The Christian Existentialist
Christian existentialism is worth mentioning because of the seeming paradox created and how assumption can undermine existential thinking. If existence precedes essence, then humans define their essence (purpose, morality, etc.) via actions and decisions. Belief in a Christian God that created the universe contradicts this idea.
Christian existentialists answer this seeming paradox by claiming the universe is paradoxical because of their belief in the incarnation of God in the human form of Jesus Christ which unites two contradictory concepts: an immortal, transcendent being and a finite physical human. Thus, Jesus Christ becomes the paradoxical being that reflects the incomprehensible nature of God, Christ, and the universe since God created Christ and the universe.
Existence Precedes Essence: This idea, originated by Jean-Paul Sartre, posits that a person’s existence comes before their essence (their nature or characteristics). Sartre argued that humans, unlike inanimate objects, have no fixed or pre-determined nature. Instead, humans define their own nature through their actions and experiences.
Christian Existentialism: Christian existentialists, like Søren Kierkegaard, believe in the paradoxical union of the divine and the human in Jesus Christ. They argue that the universe is fundamentally paradoxical, and its greatest paradox is the transcendent union of God and humans in the person of Jesus Christ.

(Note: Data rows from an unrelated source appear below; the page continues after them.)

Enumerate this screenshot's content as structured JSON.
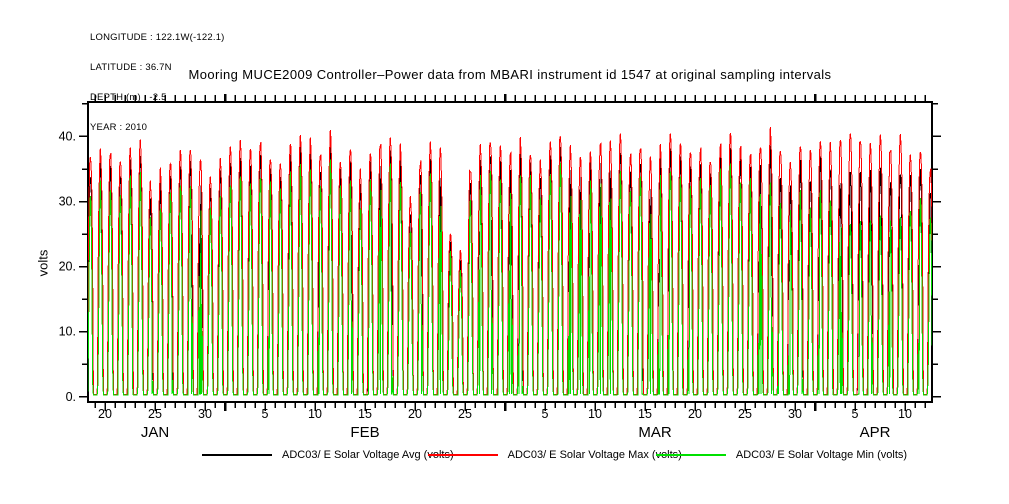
{
  "meta": {
    "longitude": "LONGITUDE : 122.1W(-122.1)",
    "latitude": "LATITUDE : 36.7N",
    "depth": "DEPTH (m) : -2.5",
    "year": "YEAR : 2010"
  },
  "chart_data": {
    "type": "line",
    "title": "Mooring MUCE2009 Controller–Power data from MBARI instrument id 1547 at original sampling intervals",
    "ylabel": "volts",
    "units": "volts",
    "ylim": [
      -0.8,
      45.3
    ],
    "yticks_major": [
      0,
      10,
      20,
      30,
      40
    ],
    "ytick_labels": [
      "0.",
      "10.",
      "20.",
      "30.",
      "40."
    ],
    "yticks_minor": [
      5,
      15,
      25,
      35,
      45
    ],
    "x_origin_date": "2010-01-18",
    "x_range_doy": [
      0.3,
      84.7
    ],
    "xticks": [
      {
        "label": "20",
        "doy": 2
      },
      {
        "label": "25",
        "doy": 7
      },
      {
        "label": "30",
        "doy": 12
      },
      {
        "label": "5",
        "doy": 18
      },
      {
        "label": "10",
        "doy": 23
      },
      {
        "label": "15",
        "doy": 28
      },
      {
        "label": "20",
        "doy": 33
      },
      {
        "label": "25",
        "doy": 38
      },
      {
        "label": "5",
        "doy": 46
      },
      {
        "label": "10",
        "doy": 51
      },
      {
        "label": "15",
        "doy": 56
      },
      {
        "label": "20",
        "doy": 61
      },
      {
        "label": "25",
        "doy": 66
      },
      {
        "label": "30",
        "doy": 71
      },
      {
        "label": "5",
        "doy": 77
      },
      {
        "label": "10",
        "doy": 82
      }
    ],
    "month_labels": [
      {
        "label": "JAN",
        "doy": 7
      },
      {
        "label": "FEB",
        "doy": 28
      },
      {
        "label": "MAR",
        "doy": 57
      },
      {
        "label": "APR",
        "doy": 79
      }
    ],
    "month_start_doys": [
      14,
      42,
      73
    ],
    "series": [
      {
        "name": "ADC03/ E Solar Voltage Avg (volts)",
        "color": "#000000",
        "role": "avg"
      },
      {
        "name": "ADC03/ E Solar Voltage Max (volts)",
        "color": "#ff0000",
        "role": "max"
      },
      {
        "name": "ADC03/ E Solar Voltage Min (volts)",
        "color": "#00e000",
        "role": "min"
      }
    ],
    "daily_envelope": {
      "start_date": "2010-01-18",
      "days": 85,
      "night_level_volts": 0.3,
      "max_peak": [
        37,
        38,
        37.5,
        36.5,
        38,
        39,
        33,
        34.5,
        36,
        37.5,
        38.5,
        37,
        33.5,
        36,
        38.5,
        39.5,
        38,
        39.5,
        37,
        36.5,
        38.5,
        40,
        39,
        37.5,
        40.5,
        36.5,
        38,
        34.5,
        37.5,
        39,
        40,
        38.5,
        30.5,
        36.5,
        39,
        37.5,
        25.5,
        22.5,
        35.5,
        38.5,
        40,
        38.5,
        37.5,
        39.5,
        38,
        36.5,
        39.5,
        40.5,
        38.5,
        36.5,
        38,
        39.5,
        38.5,
        40,
        37.5,
        39,
        36.5,
        38,
        40,
        39,
        37.5,
        38.5,
        36.5,
        39,
        40.5,
        38.5,
        37.5,
        39,
        41,
        38.5,
        36.5,
        39,
        37.5,
        40,
        38.5,
        39.5,
        40.5,
        40,
        39.5,
        40.5,
        38.5,
        40,
        37,
        38.5,
        35.5
      ],
      "min_daytop": [
        32,
        33,
        32.5,
        31.5,
        33,
        34,
        28.5,
        30,
        31.5,
        33,
        33.5,
        32,
        29,
        31.5,
        33.5,
        34.5,
        33,
        34.5,
        32,
        31.5,
        33.5,
        35,
        34,
        32.5,
        35.5,
        31.5,
        33,
        30,
        32.5,
        34,
        35,
        33.5,
        26.5,
        31.5,
        34,
        32.5,
        21.5,
        19,
        30.5,
        33.5,
        35,
        33.5,
        32.5,
        34.5,
        33,
        31.5,
        34.5,
        35.5,
        33.5,
        31.5,
        33,
        34.5,
        33.5,
        35,
        32.5,
        34,
        31.5,
        33,
        35,
        34,
        32.5,
        33.5,
        31.5,
        34,
        35.5,
        33.5,
        32.5,
        31,
        33,
        30.5,
        28.5,
        31,
        29.5,
        32,
        30.5,
        27.5,
        27,
        26,
        27.5,
        27,
        26.5,
        28,
        29,
        30.5,
        27.5
      ]
    }
  }
}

Reconciliation of the Paradox: Traditional Christianity posits that a person’s essence is predestined by God and precedes their existence3. This seems to contradict the existentialist idea that existence precedes essence. However, Christian existentialists might argue that while our physical existence precedes our essence, our spiritual essence (as beings created in the image of God) precedes our physical existence. This allows for the co-existence of faith in God and the belief that existence precedes essence.

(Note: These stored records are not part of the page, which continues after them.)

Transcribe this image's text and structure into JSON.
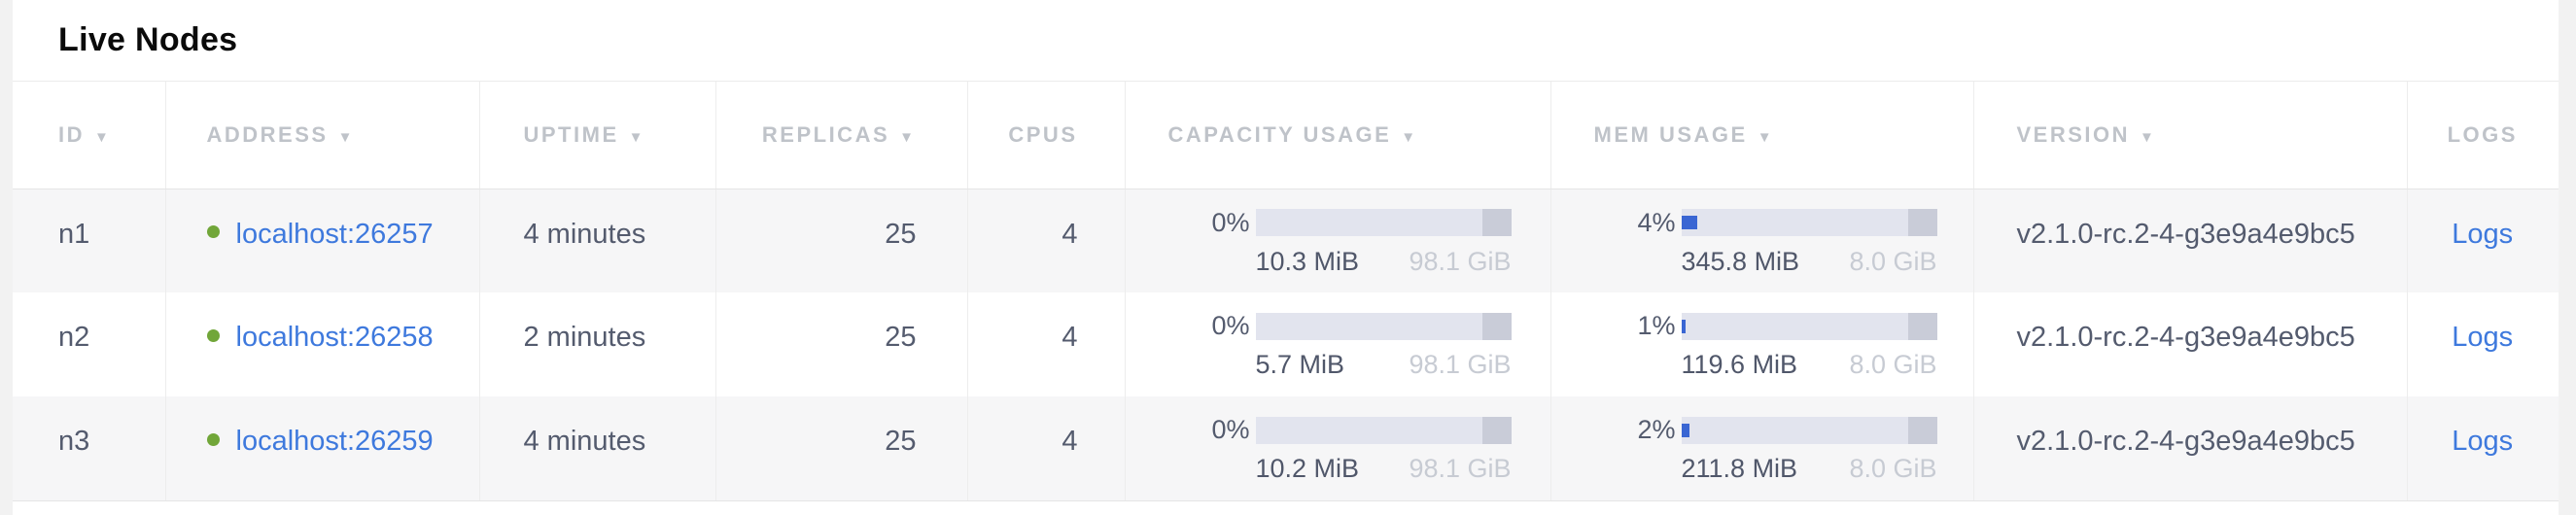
{
  "title": "Live Nodes",
  "icons": {
    "sort_desc": "▼"
  },
  "colors": {
    "link_blue": "#3e79dd",
    "status_green": "#71a639",
    "bar_track": "#e2e4ee",
    "bar_cap": "#c9ccd8",
    "bar_fill": "#3a66d3"
  },
  "table": {
    "columns": [
      {
        "key": "id",
        "label": "ID",
        "sortable": true
      },
      {
        "key": "address",
        "label": "ADDRESS",
        "sortable": true
      },
      {
        "key": "uptime",
        "label": "UPTIME",
        "sortable": true
      },
      {
        "key": "replicas",
        "label": "REPLICAS",
        "sortable": true
      },
      {
        "key": "cpus",
        "label": "CPUS",
        "sortable": false
      },
      {
        "key": "capacity",
        "label": "CAPACITY USAGE",
        "sortable": true
      },
      {
        "key": "mem",
        "label": "MEM USAGE",
        "sortable": true
      },
      {
        "key": "version",
        "label": "VERSION",
        "sortable": true
      },
      {
        "key": "logs",
        "label": "LOGS",
        "sortable": false
      }
    ],
    "rows": [
      {
        "id": "n1",
        "address": "localhost:26257",
        "status": "live",
        "uptime": "4 minutes",
        "replicas": "25",
        "cpus": "4",
        "capacity": {
          "percent": "0%",
          "percent_value": 0,
          "used": "10.3 MiB",
          "total": "98.1 GiB"
        },
        "mem": {
          "percent": "4%",
          "percent_value": 4,
          "used": "345.8 MiB",
          "total": "8.0 GiB"
        },
        "version": "v2.1.0-rc.2-4-g3e9a4e9bc5",
        "logs_label": "Logs"
      },
      {
        "id": "n2",
        "address": "localhost:26258",
        "status": "live",
        "uptime": "2 minutes",
        "replicas": "25",
        "cpus": "4",
        "capacity": {
          "percent": "0%",
          "percent_value": 0,
          "used": "5.7 MiB",
          "total": "98.1 GiB"
        },
        "mem": {
          "percent": "1%",
          "percent_value": 1,
          "used": "119.6 MiB",
          "total": "8.0 GiB"
        },
        "version": "v2.1.0-rc.2-4-g3e9a4e9bc5",
        "logs_label": "Logs"
      },
      {
        "id": "n3",
        "address": "localhost:26259",
        "status": "live",
        "uptime": "4 minutes",
        "replicas": "25",
        "cpus": "4",
        "capacity": {
          "percent": "0%",
          "percent_value": 0,
          "used": "10.2 MiB",
          "total": "98.1 GiB"
        },
        "mem": {
          "percent": "2%",
          "percent_value": 2,
          "used": "211.8 MiB",
          "total": "8.0 GiB"
        },
        "version": "v2.1.0-rc.2-4-g3e9a4e9bc5",
        "logs_label": "Logs"
      }
    ]
  }
}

Depending on how you perceive and interpret existentialism you might see this defining of Christian Existentialism as nothing more than an assumption. Kierkegaard assumed Christianity true and reversed existentialism's primary premise to fit his faith. This fallaciousness is common amongst Christians but more importantly, it eliminates many valuable considerations based on a highly implausible assumption of Christianity's truth.
If you believe Christianity, then what is the point existentially considering life since you already have the truth?
Non-Christian existentialists find more practical thoughts in the choice of existence. They emphasize personal freedom, individual responsibility, and deliberate choice as crucial elements in navigating an absurd and illogical world. Writing from an existential perspective offers a unique opportunity to delve into the depths of human existence. By exploring themes such as absurdity, angst, authenticity, and the idea that existence precedes essence, existentialist writers challenge readers to contemplate the complexities and uncertainties of life. Through their thought-provoking works, these writers invite us to reflect on our own values, choices, and the meaning found in our existence.
Prominent Existential Writers
- Søren Kierkegaard: A Danish theologian and philosopher.
- Friedrich Nietzsche: A German philosopher known for his anti-establishment views.
- Franz Kafka: A Czech writer famous for his short stories and novels.
- Fyodor Dostoyevsky: A Russian novelist and foundational figure of existentialism.
- Albert Camus: A French philosopher and author who founded Les Temps modernes with Simone de Beauvoir and Jean-Paul Sartre.
- Jean-Paul Sartre: A French philosopher, playwright, and novelist who made significant contributions to existentialism.
- Simone de Beauvoir: A French philosopher, anthropologist, and feminist who played a crucial role in the development of existentialist thought.
Please note that this is not an exhaustive list, but it includes some of the most influential figures associated with existentialism.